Article

A novel drug therapy for recurrent laryngeal nerve injury using T-588.

Department of Otolaryngology-Head and Neck Surgery, Keio University School of Medicine, Shinjuku, Tokyo, Japan.
The Laryngoscope (impact factor: 1.75). 08/2007; 117(7):1313-8. DOI:10.1097/MLG.0b013e31805f681f pp.1313-8
Source: PubMed

ABSTRACT We have previously shown that gene therapy using Insulin-like growth factor (IGF)-I, glial cell line-derived neurotrophic factor (GDNF), and brain-derived neurotrophic factor (BDNF), or a combination of these trophic factors, is a treatment option for recurrent laryngeal nerve (RLN) palsy. However, there remain some difficulties preventing this option from becoming a common clinical therapy for RLN injury.
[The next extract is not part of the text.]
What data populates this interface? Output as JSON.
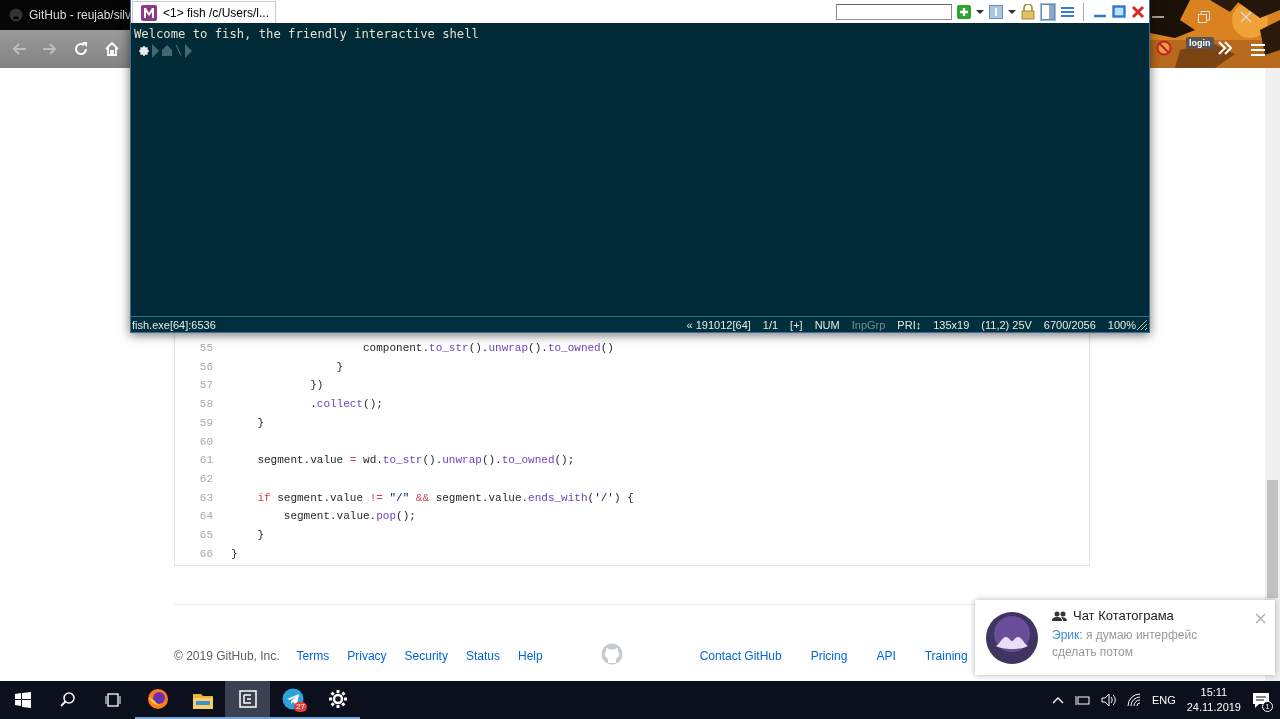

Thus, we need to develop novel treatment option that overcomes the problems of gene therapy.R(-)-1-(benzothiophen-5-yl)-2-[2-N,N-diethylamino]ethoxy]ethanol hydrochloride (T-588), a synthetic compound, is known to have neuroprotective effects on neural cells. In the present study, the possibility of new drug treatments using T-588 for RLN injury was assessed using rat models.
Animal study.
Animals were administered T-588 for 4 weeks. The neuroprotective effects of T-588 administration after vagal nerve avulsion and neurofunctional recovery after recurrent laryngeal nerve crush were studied using motoneuron cell counting, evaluation of choline acetyltransferase immunoreactivity, the electrophysiologic examination, and the re-mobilization of the vocal fold.
T-588 administration successfully prevented motoneuron loss and ameliorated the choline acetyltransferase immunoreactivity in the ipsilateral nucleus ambiguus after vagal nerve avulsion. Significant improvements of motor nerve conduction velocity of the RLN and vocal fold movement were observed in the treatment group when compared to controls.
These results indicate that oral administration of T-588 might be a promising therapeutic option in treating peripheral nerve injury.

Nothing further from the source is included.